En Colombie, mise à l’index du fipronil, pesticide qui empoisonne les abeilles


Une abeille empoisonnée agonise tandis que d'autres tentent de s'échapper dans une ruche à Santa Fe de Antioquia, en Colombia, le 31 janvier 2021 © AFP JOAQUIN SARMIENTO

Bogota (AFP) – La Colombie a suspendu pour six mois l’usage du fipronil dans certaines cultures agricoles, suite à la mort de millions d’abeilles à cause de ce pesticide interdit en Europe, mais les apiculteurs jugent cette restriction insuffisante face au « massacre » des ruches.

La mesure, prise début mars, « suspend temporairement la validation de pesticides contenant du fipronil et utilisés pour les cultures d’avocat, d’agrumes, de café et de passiflore » qui donne le fruit de la passion, a précisé à l’AFP Sandra Molina, directrice du département des intrants agricoles à l’Institut colombien d’agriculture (ICA).

De leur côté, les apiculteurs estiment que pour arrêter « le massacre des abeilles », il faudrait retirer définitivement cette substance chimique du marché, et ce pour toutes les cultures.

Déjà, des paysans du sud de la Colombie ont commencé à polliniser manuellement leurs champs du fait de la raréfaction des abeilles, cruciales pour un tiers des récoltes agricoles mondiales.

Depuis fin 2020, l’AFP a reçu plusieurs dénonciations d’apiculteurs qui ont perdu des centaines de ruches empoisonnées, essentiellement dans l’ouest de la Colombie, où abondent les plantations de café, d’agrumes et d’avocat.

Ils ne sont pas satisfaits de la restriction: « cela donne six mois pour épuiser les réserves.

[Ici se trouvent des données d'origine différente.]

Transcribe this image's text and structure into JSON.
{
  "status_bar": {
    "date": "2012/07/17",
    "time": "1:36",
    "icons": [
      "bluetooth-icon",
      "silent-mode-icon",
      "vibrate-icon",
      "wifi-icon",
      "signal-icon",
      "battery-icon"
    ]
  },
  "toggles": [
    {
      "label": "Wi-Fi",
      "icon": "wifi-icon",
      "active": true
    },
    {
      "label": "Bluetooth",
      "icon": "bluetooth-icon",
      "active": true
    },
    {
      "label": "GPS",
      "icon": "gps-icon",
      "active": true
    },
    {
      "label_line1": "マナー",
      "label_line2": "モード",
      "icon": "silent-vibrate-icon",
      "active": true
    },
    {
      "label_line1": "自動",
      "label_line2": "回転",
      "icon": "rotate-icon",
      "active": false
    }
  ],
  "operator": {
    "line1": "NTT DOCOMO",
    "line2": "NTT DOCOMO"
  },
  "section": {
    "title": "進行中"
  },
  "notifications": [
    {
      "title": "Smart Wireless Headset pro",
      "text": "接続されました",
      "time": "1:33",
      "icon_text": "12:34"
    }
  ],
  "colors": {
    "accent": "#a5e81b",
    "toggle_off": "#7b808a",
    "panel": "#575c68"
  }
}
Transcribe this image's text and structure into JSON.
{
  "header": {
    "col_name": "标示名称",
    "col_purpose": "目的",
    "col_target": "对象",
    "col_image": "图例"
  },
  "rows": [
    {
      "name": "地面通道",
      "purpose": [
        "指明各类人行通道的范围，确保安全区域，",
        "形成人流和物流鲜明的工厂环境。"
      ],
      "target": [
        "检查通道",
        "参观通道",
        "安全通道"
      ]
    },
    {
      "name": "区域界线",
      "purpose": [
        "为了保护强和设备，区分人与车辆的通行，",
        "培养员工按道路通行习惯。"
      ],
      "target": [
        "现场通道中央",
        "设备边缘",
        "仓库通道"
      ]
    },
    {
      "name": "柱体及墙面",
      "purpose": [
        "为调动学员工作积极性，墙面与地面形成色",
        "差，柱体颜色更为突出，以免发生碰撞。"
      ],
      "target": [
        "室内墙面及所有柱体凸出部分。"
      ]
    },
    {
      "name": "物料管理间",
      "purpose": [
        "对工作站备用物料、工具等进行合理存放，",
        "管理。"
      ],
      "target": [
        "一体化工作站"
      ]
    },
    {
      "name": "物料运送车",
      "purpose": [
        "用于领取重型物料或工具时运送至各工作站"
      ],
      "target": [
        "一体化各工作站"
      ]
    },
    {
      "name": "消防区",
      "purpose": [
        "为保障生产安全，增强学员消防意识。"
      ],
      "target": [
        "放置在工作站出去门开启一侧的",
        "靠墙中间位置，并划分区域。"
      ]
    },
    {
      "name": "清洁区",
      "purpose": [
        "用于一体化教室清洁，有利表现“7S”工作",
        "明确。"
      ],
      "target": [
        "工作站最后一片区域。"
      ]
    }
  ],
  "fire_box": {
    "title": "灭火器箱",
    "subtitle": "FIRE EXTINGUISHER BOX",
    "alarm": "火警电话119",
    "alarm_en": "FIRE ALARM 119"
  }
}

Donc si on fait le compte, il n’y a aucune suspension », dénonce Faber Sabogal, président de l’association Asoproabejas.

Quatre cultures concernées

Mme Molina défend la décision, affirmant que les apiculteurs interprètent mal le texte.

Le fipronil est utilisé en Colombie depuis 1993 et contenu dans une soixantaine de produits agricoles qui, selon leur enregistrement auprès de l’ICA, peuvent servir à traiter plus de 40 types de cultures, du coton à l’oignon, en passant par les quatre déjà citées.

Selon la fonctionnaire de l’ICA, les six mois permettront aux fabricants d’indiquer sur les produits contenant du fipronil qu’ils ne peuvent être utilisés pour les plantations d’avocat, de café, d’agrumes et de passiflore, où se concentre la plus importante mortalité d’abeilles.

Si après ce délai, échu au 4 août, cela n’a pas été précisé sur l’étiquette « nous annulerons l’enregistrement pour tous les usages », a indiqué Mme Molina.

La mesure n’empêche donc pas l’utilisation de ce pesticide pour d’autres cultures.

M. Sabogal, qui a répertorié en mars l’empoisonnement de quelque 200.000 abeilles, affirme que tant que le produit sera en vente, il sera difficile d’en limiter l’utilisation.

– Pollinisation manuelle coûteuse –

« L’usage est suspendu seulement pour certaines cultures, mais un agriculteur peut encore acheter du fipronil pour la pomme de terre et l’appliquer sur d’autres », souligne l’apiculteur.

Mme Molina argue que seulement quatre types de plantations sont concernées parce que c’est à leurs alentours que meurent les abeilles.

« Nous ne pouvons aller plus loin tant que nous n’avons pas plus d’éléments », affirme-t-elle.

Entre 2016 et 2020, environ 64.000 essaims sont morts empoisonnés en Colombie, selon l’ICA. Chacun compte environ 50.000 abeilles, parfois davantage. Des analyses effectuées dans 42 d’entre eux ont montré que 73% contenaient des traces de fipronil.

L’usage de ce composant a été interdit pour les cultures de maïs et de tournesol en 2013 par l’Union européenne (UE), qui a ensuite décidé de ne plus l’autoriser pour aucune culture.

En Colombie, les effets de la mort des abeilles se font déjà sentir.

Camilo Perdomo, cultivateur dans le département du Huila (sud), a dénoncé à la radio RCN que la raréfaction des ruches l’a obligé à recruter de la main d’oeuvre pour polliniser ses plantations de fruits de la passion.

Cette pratique, fastidieuse et coûteuse, est déjà répandue en Chine, où le fipronil a été interdit en 2020.

Les apiculteurs demandent que le pesticide « soit suspendu de manière définitive » en Colombie aussi, souligne M. Sabogal.

L’ICA plaide la patience: « On ne peut prendre une mesure aussi drastique que de suspendre totalement le produit. Il y a une marche à suivre (…) il se peut qu’en définitive, nous découvrions qu’il doit être totalement suspendu comme cela a été le cas dans d’autres pays », estime Mme Molina.